Réaction de la nature profonde de l’homme aux prises avec une réalité matérielle qui heurte ses aspirations les plus hautes, la religion produit une attitude psychique qui enfante à son tour des gestes et des actes correspondants (rites) tendant à surmonter le conflit éprouvé, par l’appel à une réalité surnaturelle en accord avec les tendances les plus élevées de la conscience humaine.
À son stade primaire, il est difficile de saisir la religion autrement que comme manifestation du groupe et du clan. À ce degré inférieur, l’animisme et le totémisme des tribus sauvages sont très fortement teintés de magie, tellement que certains historiens de la religion ont voulu voir dans la magie l’origine même de toute religion. Il ne semble pas qu’il en soit ainsi. Les deux mouvements paraissent s’être développés parallèlement, de telle sorte que l’opinion de ceux qui tiennent la magie pour la technique ou la stratégie de l’animisme (Hubert et Mauss, Reinach) a pour elle une plus grande part de vraisemblance. L’ensemble des tendances de l’animisme primitif constitue une sorte de projection dans le monde objectif des processus mentaux du sauvage. Le Primitif n’a pas encore fait la différence entre ce qui se passe en lui et ce qui se passe hors de lui. Il croit pouvoir agir sur les puissances qui lui sont étrangères comme il agit sur ses propres états psychiques. Un désir, exprimé à l’extérieur par un acte qui le manifeste, doit immédiatement provoquer sa réalisation : c’est toute la magie ! Et l’on imagine aisément qu’elle compénètre une religion qui n’est tout entière que la projection, dans le monde extérieur, des états d’âme des fidèles qui la pratiquent, une animation de tous les objets de leur univers.
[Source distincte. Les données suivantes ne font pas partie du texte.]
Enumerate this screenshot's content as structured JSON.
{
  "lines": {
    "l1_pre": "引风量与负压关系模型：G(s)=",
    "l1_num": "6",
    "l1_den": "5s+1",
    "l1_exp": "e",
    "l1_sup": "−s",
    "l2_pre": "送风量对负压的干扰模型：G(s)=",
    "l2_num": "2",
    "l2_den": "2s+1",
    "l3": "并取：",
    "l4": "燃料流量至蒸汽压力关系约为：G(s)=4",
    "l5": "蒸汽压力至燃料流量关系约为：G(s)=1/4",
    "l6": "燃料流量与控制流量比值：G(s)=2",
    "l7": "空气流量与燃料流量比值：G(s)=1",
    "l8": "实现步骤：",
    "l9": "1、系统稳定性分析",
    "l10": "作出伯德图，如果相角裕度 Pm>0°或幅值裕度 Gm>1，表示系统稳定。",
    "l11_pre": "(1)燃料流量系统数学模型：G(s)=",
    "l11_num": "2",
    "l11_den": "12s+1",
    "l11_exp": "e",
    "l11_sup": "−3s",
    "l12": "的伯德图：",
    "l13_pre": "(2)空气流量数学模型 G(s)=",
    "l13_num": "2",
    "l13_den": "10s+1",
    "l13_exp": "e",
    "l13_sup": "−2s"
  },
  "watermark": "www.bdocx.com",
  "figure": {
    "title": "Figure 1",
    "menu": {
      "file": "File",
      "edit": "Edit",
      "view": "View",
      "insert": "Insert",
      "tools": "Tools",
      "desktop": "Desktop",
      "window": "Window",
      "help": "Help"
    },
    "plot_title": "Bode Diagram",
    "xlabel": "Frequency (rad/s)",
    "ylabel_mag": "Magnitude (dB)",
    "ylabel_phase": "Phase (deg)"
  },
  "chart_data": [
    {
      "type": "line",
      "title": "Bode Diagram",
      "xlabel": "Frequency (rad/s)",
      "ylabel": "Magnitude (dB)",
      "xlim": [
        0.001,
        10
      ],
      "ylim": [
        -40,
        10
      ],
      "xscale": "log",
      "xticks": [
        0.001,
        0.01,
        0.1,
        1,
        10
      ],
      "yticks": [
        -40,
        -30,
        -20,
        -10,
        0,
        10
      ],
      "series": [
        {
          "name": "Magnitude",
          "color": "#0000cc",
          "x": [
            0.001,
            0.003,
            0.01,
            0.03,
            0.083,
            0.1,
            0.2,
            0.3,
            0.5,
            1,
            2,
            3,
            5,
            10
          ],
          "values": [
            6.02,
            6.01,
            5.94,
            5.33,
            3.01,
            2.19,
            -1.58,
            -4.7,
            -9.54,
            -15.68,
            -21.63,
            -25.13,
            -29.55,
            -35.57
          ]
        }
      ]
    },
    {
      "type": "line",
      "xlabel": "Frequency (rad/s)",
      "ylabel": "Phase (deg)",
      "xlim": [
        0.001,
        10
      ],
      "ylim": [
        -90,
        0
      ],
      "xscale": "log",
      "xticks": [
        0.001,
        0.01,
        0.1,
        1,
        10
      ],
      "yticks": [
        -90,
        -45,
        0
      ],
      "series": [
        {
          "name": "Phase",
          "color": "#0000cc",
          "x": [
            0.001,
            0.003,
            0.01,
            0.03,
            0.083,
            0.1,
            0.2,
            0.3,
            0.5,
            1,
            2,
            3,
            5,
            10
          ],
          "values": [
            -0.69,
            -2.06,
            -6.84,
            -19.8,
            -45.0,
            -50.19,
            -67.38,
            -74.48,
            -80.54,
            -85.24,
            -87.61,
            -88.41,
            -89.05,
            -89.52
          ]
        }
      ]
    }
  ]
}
Une autre notion inhérente aux religions primitives est celle d’interdit ou de tabou, qui tend à créer dans la vie humaine une opposition entre le profane et le sacré, entre le pur et l’impur (voir article). Cette opposition, très marquée encore dans la religion de l’Ancien Testament, a été souvent relevée comme un des traits fondamentaux de la vie religieuse. Il convient cependant de remarquer que, dans les religions supérieures et particulièrement dans le christianisme, elle tend à s’atténuer ; l’enseignement de Jésus vise, en effet, à étendre à tous les détails de la vie le caractère du sacré. La magie (voir ce mot), au contraire, loin d’avoir disparu des religions supérieures, ne cesse d’y refleurir sous des aspects nouveaux et parfois inattendus.
À mesure que les peuples s’élèvent sur l’échelle de la civilisation et de la culture, leurs émotions religieuses s’affinent et se précisent et leurs conceptions religieuses se modifient. C’est ainsi que la métaphysique évolue : le concept des puissances surnaturelles varie de l’animisme au polythéisme, du polythéisme au monothéisme ; la valeur des mythes change, celle des rites aussi. De réaliste qu’elle était, elle devient, dans une large mesure, symbolique. S’étant construit au cours des siècles tant d’images (idoles) différentes du dieu qu’il cherche, l’homme devient peu à peu conscient de la relativité de ses représentations religieuses et de l’approximation des symboles cultuels ou dogmatiques qu’il emploie. Par contre, l’importance centrale de la personnalité s’imposant à lui de plus en plus, il en vient à s’attacher de plus en plus aussi aux religions qui se groupent autour d’une personne, autour d’un fondateur ou d’un révélateur (bouddhisme, christianisme, islam). Il convient de remarquer cependant que dans les religions supérieures elles-mêmes les forces qui agissent chez l’animiste et le fétichiste ne cessent de se donner carrière et de provoquer, au sein même de l’élaboration des dogmes et des cérémonies, des retours en arrière, des chutes dans la magie, des naufrages dans la collectivité, dont l’esprit a peine à revenir.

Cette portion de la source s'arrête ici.